Jika pihak yang dikalahkan tidak mau atau lalai untuk memenuhi isi keputusan itu dengan damai, maka pihak yang menang memasukkan permintaan, baik dengan lisan, maupun dengan surat, kepada ketua pengadilan negeri yang tersebut pada ayat pertama pasal 195, buat menjalankan keputusan itu Ketua menyuruh memanggil pihak yang dikalahkan itu serta memperingatkan, supaya ia memenuhi keputusan itu di dalam tempo yang ditentukan oleh ketua, yang selama-lamanya delapan hari.

Jadi berdasarkan hal tersebut, Anda berarti dapat mengajukan permintaan kepada Ketua Pengadilan Negeri/ Ketua Pengadilan Agama tergantung hukum apa yang Anda gunakan saat bercerai, jika secara Islam dapat diajukan melalui Pengadilan Agama, dan selain Islam dapat diajukan melalui Pengadilan Negeri. Hal tersebut agar Ketua Pengadilan Negeri/ Ketua Pengadilan Agama memanggil dan memperingatkan mantan suami agar memenuhi nafkah sesuai Putusan Perceraian paling lambat 8 (delapan) hari setelah diberi dipanggil atau diperingatkan.

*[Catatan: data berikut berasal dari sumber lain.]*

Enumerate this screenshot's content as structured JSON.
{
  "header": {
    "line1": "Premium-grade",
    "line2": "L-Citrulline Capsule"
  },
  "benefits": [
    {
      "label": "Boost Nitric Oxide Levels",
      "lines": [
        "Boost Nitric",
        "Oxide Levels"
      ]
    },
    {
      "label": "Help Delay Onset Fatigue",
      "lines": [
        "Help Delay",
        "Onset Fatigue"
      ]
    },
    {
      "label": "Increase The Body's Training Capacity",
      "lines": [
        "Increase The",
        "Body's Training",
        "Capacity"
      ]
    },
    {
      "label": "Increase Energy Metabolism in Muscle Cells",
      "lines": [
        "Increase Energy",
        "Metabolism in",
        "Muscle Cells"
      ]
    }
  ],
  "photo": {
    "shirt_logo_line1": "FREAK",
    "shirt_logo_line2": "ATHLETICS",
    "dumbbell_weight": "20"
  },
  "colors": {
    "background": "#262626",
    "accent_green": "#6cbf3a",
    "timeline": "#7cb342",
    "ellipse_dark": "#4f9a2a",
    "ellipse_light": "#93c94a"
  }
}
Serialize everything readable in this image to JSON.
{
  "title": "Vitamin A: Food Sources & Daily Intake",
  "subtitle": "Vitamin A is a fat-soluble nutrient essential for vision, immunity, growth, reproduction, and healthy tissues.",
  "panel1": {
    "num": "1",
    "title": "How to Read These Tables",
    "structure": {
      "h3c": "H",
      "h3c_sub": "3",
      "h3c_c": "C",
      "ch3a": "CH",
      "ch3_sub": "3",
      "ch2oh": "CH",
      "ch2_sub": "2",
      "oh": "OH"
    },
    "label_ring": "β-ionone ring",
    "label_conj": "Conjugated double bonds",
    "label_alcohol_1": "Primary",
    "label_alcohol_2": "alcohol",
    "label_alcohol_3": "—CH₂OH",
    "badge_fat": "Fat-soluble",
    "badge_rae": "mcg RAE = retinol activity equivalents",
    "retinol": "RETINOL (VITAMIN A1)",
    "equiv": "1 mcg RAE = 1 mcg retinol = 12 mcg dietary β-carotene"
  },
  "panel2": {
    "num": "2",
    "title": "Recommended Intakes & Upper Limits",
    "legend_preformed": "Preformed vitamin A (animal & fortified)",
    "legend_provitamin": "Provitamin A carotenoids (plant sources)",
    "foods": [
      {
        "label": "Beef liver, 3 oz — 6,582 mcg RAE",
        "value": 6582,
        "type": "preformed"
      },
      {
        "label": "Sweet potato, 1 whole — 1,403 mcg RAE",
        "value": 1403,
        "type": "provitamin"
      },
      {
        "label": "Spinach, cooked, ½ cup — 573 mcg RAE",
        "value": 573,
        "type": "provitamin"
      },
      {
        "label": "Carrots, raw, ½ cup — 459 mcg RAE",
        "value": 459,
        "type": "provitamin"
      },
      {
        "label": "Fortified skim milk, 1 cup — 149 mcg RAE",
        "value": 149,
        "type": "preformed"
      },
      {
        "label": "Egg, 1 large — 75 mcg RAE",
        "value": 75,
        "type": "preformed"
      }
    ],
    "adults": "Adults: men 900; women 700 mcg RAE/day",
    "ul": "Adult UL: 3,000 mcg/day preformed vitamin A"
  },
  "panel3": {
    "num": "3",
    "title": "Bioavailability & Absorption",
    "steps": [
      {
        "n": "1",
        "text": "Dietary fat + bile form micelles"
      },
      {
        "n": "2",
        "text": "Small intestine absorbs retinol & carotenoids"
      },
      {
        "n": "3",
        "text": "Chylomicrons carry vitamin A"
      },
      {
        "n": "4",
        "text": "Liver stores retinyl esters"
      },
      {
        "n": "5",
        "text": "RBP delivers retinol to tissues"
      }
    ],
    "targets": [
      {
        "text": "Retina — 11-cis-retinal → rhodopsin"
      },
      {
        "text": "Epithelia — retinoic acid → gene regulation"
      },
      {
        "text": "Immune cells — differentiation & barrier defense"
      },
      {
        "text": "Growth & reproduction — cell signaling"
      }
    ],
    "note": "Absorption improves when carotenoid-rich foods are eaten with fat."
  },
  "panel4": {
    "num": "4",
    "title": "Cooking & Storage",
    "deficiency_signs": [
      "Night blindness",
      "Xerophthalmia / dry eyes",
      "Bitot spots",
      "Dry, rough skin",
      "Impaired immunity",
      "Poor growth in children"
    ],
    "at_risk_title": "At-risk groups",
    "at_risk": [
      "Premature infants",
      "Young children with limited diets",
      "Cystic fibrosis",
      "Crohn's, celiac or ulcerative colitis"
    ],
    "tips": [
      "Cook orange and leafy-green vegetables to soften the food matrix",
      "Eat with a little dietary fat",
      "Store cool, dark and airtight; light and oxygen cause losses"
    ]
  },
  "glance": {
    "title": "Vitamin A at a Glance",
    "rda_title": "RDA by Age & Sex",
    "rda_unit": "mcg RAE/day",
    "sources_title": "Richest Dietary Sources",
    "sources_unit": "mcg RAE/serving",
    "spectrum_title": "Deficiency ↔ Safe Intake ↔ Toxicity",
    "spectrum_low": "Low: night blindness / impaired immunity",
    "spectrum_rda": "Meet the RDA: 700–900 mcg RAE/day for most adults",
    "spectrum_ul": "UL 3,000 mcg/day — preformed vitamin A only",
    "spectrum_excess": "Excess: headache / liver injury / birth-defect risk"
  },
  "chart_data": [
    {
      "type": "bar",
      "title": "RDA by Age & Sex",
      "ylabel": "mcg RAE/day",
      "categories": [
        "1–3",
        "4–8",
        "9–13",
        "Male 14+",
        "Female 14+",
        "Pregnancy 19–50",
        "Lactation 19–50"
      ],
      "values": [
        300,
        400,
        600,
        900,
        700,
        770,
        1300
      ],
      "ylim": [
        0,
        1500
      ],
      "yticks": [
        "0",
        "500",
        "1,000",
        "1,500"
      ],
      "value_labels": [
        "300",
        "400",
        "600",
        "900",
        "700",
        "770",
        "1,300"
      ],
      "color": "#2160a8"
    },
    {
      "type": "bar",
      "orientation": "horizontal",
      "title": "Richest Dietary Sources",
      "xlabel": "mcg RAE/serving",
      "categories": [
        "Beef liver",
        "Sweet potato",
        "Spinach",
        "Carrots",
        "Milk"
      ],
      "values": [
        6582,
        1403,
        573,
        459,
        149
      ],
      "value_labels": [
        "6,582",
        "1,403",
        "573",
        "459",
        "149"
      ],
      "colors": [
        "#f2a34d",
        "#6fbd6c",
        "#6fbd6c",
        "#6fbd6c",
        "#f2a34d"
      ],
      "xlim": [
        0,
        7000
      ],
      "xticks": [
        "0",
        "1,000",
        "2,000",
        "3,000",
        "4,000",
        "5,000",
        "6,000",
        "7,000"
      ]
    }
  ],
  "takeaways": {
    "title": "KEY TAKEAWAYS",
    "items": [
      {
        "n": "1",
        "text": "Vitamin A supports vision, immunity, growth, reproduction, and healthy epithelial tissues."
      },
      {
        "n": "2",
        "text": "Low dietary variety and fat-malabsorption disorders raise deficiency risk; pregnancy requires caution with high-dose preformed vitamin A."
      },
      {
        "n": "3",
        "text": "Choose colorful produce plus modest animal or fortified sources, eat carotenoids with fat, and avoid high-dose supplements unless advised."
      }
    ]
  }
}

Selanjutnya Pasal 197 HIR alinea ke-1 menyebutkan :

Jika sudah lewat tempo yang ditentukan itu, dan yang dikalahkan belum juga memenuhi keputusan itu, atau ia jika dipanggil dengan patut, tidak datang menghadap, maka ketua oleh karena jabatannya memberi perintah dengan surat, supaya disita sekalian banyak barang-barang yang tidak tetap dan jika tidak ada, atau ternyata tidak cukup sekian banyak barang tetap kepunyaan orang yang dikalahkan itu sampai dirasa cukup akan pengganti jumlah uang yang tersebut di dalam keputusan itu dan ditambah pula dengan semua biaya untuk menjalankan keputusan itu.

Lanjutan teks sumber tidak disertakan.